The First Amendment to the Constitution of the United States reads:
Congress shall make no law respecting an establishment of religion, or prohibiting the free exercise thereof; or abridging the freedom of speech, or of the press; or the right of the people peaceably to assemble, and to petition the Government for a redress of grievances. [Emphasis added]
Right there is the guarantee of the right to peaceful protest. Many people, in Minnesota and elsewhere in the United States, have exercised that right in the days since George Floyd’s death. That constitutional right should be protected with as much doggedness as any other. It is an indispensable part of a free country.
Sadly, at the same time that many have been exercising their constitutional right to peaceful protest, others have simply been out rioting or using the opportunity to loot some free stuff.
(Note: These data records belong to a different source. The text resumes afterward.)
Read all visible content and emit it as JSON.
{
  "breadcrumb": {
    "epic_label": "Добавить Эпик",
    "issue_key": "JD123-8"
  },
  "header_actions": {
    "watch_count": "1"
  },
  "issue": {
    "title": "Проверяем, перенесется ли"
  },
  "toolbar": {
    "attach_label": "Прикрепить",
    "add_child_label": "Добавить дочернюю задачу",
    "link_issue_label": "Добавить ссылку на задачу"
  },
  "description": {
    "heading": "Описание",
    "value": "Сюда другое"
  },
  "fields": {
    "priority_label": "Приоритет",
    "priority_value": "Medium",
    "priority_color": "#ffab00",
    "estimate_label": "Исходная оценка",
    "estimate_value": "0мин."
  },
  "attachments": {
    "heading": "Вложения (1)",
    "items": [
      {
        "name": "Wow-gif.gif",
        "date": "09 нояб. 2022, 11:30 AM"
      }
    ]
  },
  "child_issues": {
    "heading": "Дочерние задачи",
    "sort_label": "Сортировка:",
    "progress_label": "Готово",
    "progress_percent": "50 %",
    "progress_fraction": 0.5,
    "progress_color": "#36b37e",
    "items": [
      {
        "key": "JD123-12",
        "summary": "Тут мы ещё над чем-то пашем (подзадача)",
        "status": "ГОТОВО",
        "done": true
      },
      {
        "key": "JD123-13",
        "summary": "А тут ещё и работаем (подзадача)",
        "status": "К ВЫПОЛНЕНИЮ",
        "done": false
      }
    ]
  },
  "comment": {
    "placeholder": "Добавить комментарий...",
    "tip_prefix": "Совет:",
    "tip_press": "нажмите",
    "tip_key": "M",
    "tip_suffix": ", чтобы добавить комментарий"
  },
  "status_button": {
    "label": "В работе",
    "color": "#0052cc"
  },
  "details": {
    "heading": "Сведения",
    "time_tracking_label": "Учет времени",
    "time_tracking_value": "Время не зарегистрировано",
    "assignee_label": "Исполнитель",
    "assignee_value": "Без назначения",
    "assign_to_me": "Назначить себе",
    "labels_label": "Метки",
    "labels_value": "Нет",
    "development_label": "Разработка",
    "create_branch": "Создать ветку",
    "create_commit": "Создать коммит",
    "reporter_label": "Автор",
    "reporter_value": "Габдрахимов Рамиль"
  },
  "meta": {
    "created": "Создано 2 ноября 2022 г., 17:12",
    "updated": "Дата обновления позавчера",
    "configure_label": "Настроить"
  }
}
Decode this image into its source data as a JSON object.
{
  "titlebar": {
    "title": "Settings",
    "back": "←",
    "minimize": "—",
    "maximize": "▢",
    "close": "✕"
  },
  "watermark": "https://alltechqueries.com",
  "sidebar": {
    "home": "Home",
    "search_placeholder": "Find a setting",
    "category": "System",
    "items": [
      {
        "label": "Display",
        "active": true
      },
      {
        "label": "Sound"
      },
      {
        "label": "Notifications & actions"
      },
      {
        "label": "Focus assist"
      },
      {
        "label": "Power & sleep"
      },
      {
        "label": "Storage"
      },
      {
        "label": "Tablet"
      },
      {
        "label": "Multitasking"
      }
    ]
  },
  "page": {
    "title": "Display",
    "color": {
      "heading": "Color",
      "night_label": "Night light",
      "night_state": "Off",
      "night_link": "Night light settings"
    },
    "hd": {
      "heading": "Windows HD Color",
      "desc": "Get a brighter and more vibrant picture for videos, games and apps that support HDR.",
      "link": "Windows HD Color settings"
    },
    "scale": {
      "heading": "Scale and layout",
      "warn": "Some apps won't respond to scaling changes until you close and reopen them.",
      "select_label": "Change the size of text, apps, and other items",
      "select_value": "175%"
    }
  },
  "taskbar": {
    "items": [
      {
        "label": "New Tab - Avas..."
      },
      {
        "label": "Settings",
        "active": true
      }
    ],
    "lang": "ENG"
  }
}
For this, there is no constitutional guarantee, nor should there be.
As I wrote on Thursday, people have had their lives shattered by this rioting and looting. Not only that, but this rioting and looting distracts from the legitimate peaceful protests over George Floyd’s death. Addressing the violence, George Floyd’s brother, Terrence, said: “Let’s do this another way!” The Star Tribune reported:
Speaking on Monday to onlookers and a crush of international media, Terrence Floyd took to task those people who have rioted in his brother’s name, saying his brother loved Minneapolis.
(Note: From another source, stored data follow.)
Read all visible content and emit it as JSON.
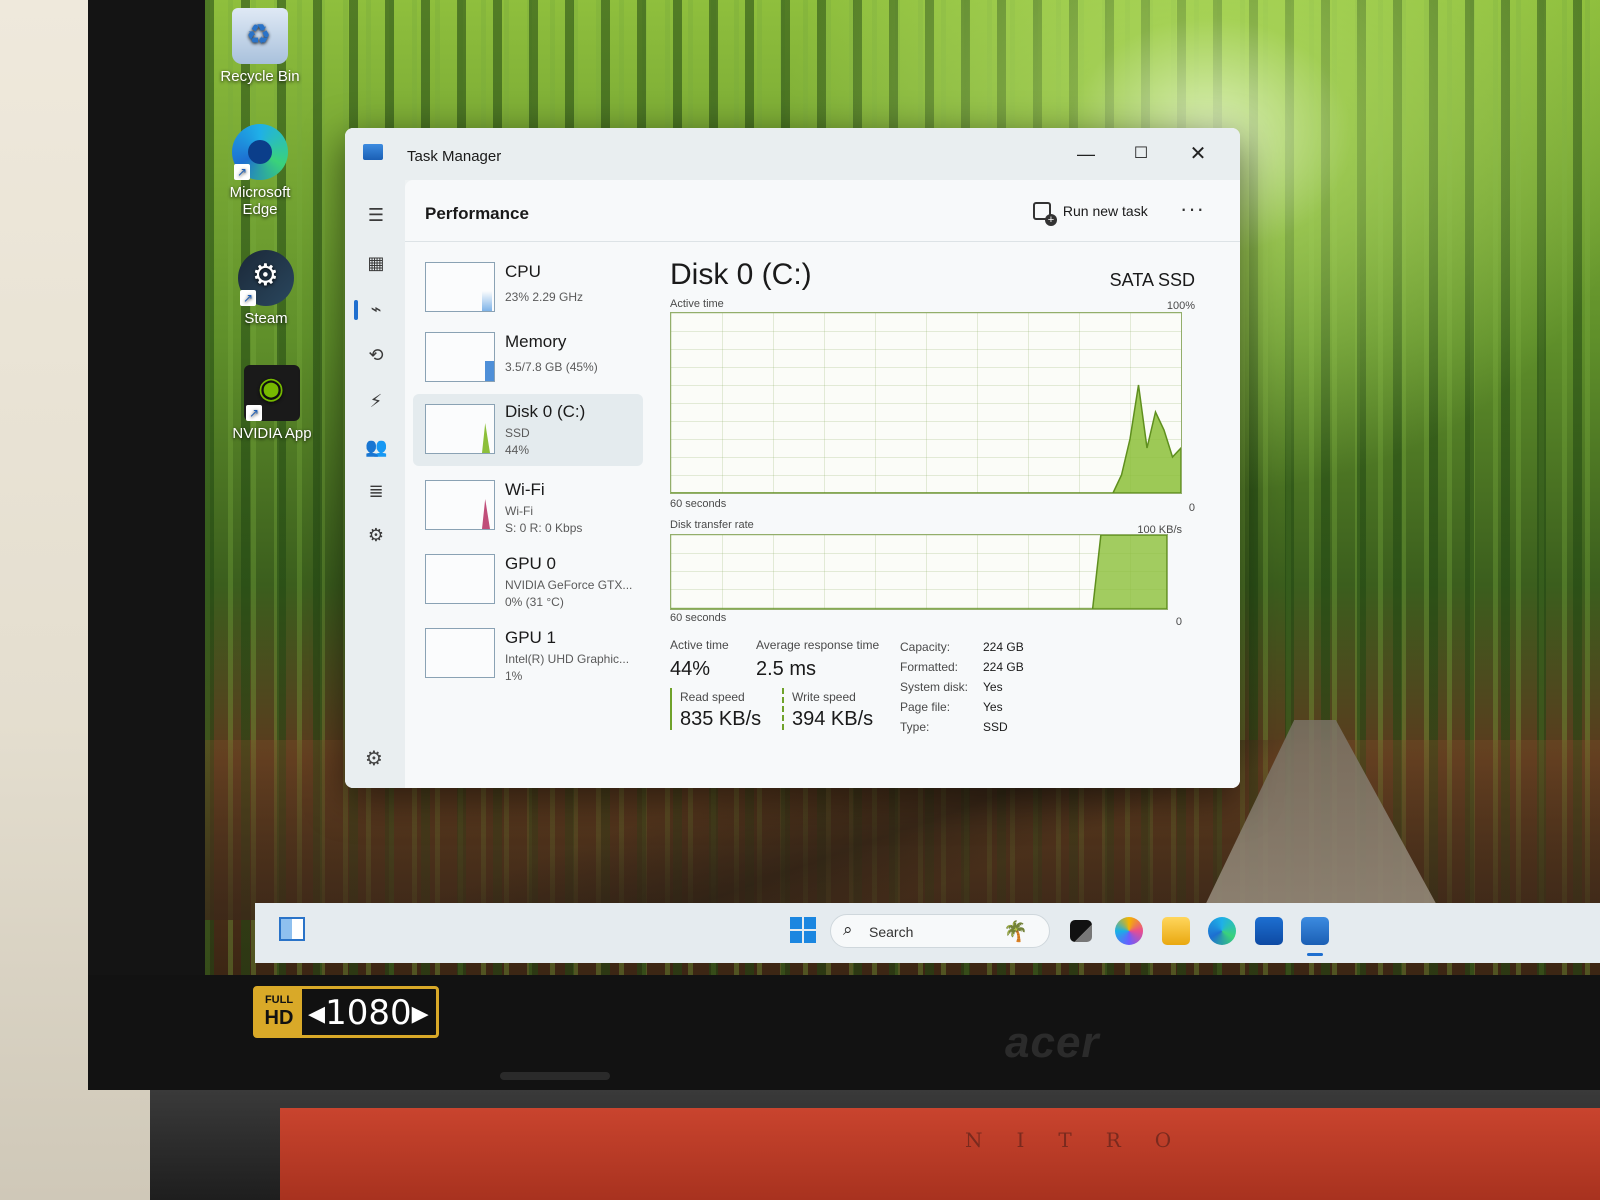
{
  "desktop": {
    "icons": [
      {
        "label": "Recycle Bin",
        "icon": "recycle-bin-icon"
      },
      {
        "label": "Microsoft Edge",
        "icon": "edge-icon"
      },
      {
        "label": "Steam",
        "icon": "steam-icon"
      },
      {
        "label": "NVIDIA App",
        "icon": "nvidia-icon"
      }
    ]
  },
  "window": {
    "title": "Task Manager",
    "min": "—",
    "max": "☐",
    "close": "✕"
  },
  "header": {
    "page_title": "Performance",
    "run_new_task": "Run new task",
    "more": "···"
  },
  "side_items": [
    {
      "name": "CPU",
      "sub1": "23% 2.29 GHz"
    },
    {
      "name": "Memory",
      "sub1": "3.5/7.8 GB (45%)"
    },
    {
      "name": "Disk 0 (C:)",
      "sub1": "SSD",
      "sub2": "44%"
    },
    {
      "name": "Wi-Fi",
      "sub1": "Wi-Fi",
      "sub2": "S: 0 R: 0 Kbps"
    },
    {
      "name": "GPU 0",
      "sub1": "NVIDIA GeForce GTX...",
      "sub2": "0% (31 °C)"
    },
    {
      "name": "GPU 1",
      "sub1": "Intel(R) UHD Graphic...",
      "sub2": "1%"
    }
  ],
  "disk": {
    "title": "Disk 0 (C:)",
    "model": "SATA SSD",
    "active_chart": {
      "label": "Active time",
      "max_label": "100%",
      "time_label": "60 seconds",
      "min_label": "0"
    },
    "transfer_chart": {
      "label": "Disk transfer rate",
      "max_label": "100 KB/s",
      "time_label": "60 seconds",
      "min_label": "0"
    },
    "stats": {
      "active_time_label": "Active time",
      "active_time_value": "44%",
      "avg_response_label": "Average response time",
      "avg_response_value": "2.5 ms",
      "read_label": "Read speed",
      "read_value": "835 KB/s",
      "write_label": "Write speed",
      "write_value": "394 KB/s"
    },
    "props": [
      {
        "label": "Capacity:",
        "value": "224 GB"
      },
      {
        "label": "Formatted:",
        "value": "224 GB"
      },
      {
        "label": "System disk:",
        "value": "Yes"
      },
      {
        "label": "Page file:",
        "value": "Yes"
      },
      {
        "label": "Type:",
        "value": "SSD"
      }
    ]
  },
  "chart_data": [
    {
      "type": "area",
      "title": "Active time",
      "x": [
        0,
        52,
        53,
        54,
        55,
        56,
        57,
        58,
        59,
        60
      ],
      "values": [
        0,
        0,
        10,
        30,
        60,
        25,
        45,
        35,
        20,
        25
      ],
      "xlabel": "60 seconds",
      "ylabel": "",
      "ylim": [
        0,
        100
      ],
      "grid": true
    },
    {
      "type": "area",
      "title": "Disk transfer rate",
      "x": [
        0,
        51,
        52,
        60
      ],
      "values": [
        0,
        0,
        100,
        100
      ],
      "xlabel": "60 seconds",
      "ylabel": "",
      "ylim": [
        0,
        100
      ],
      "grid": true
    }
  ],
  "taskbar": {
    "search_placeholder": "Search",
    "search_icon": "magnifier-icon"
  },
  "laptop": {
    "badge_top": "FULL",
    "badge_bottom": "HD",
    "badge_res": "◂1080▸",
    "brand": "acer",
    "model": "NITRO"
  },
  "colors": {
    "disk_green": "#8cbf3a",
    "accent_blue": "#1f6fcf"
  }
}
“I understand you all are upset. But I doubt you are half as upset as I am. So if I’m not over here wilding out, if I’m not over here blowing up stuff, if I’m not over here messing up my community, then what are you all doing? … That’s not going to bring my brother back,” he said.
Nothing will. But the looters and rioters should not be allowed to detract from those peacefully protesting, as the constitution allows.
John Phelan is an economist at the Center of the American Experiment.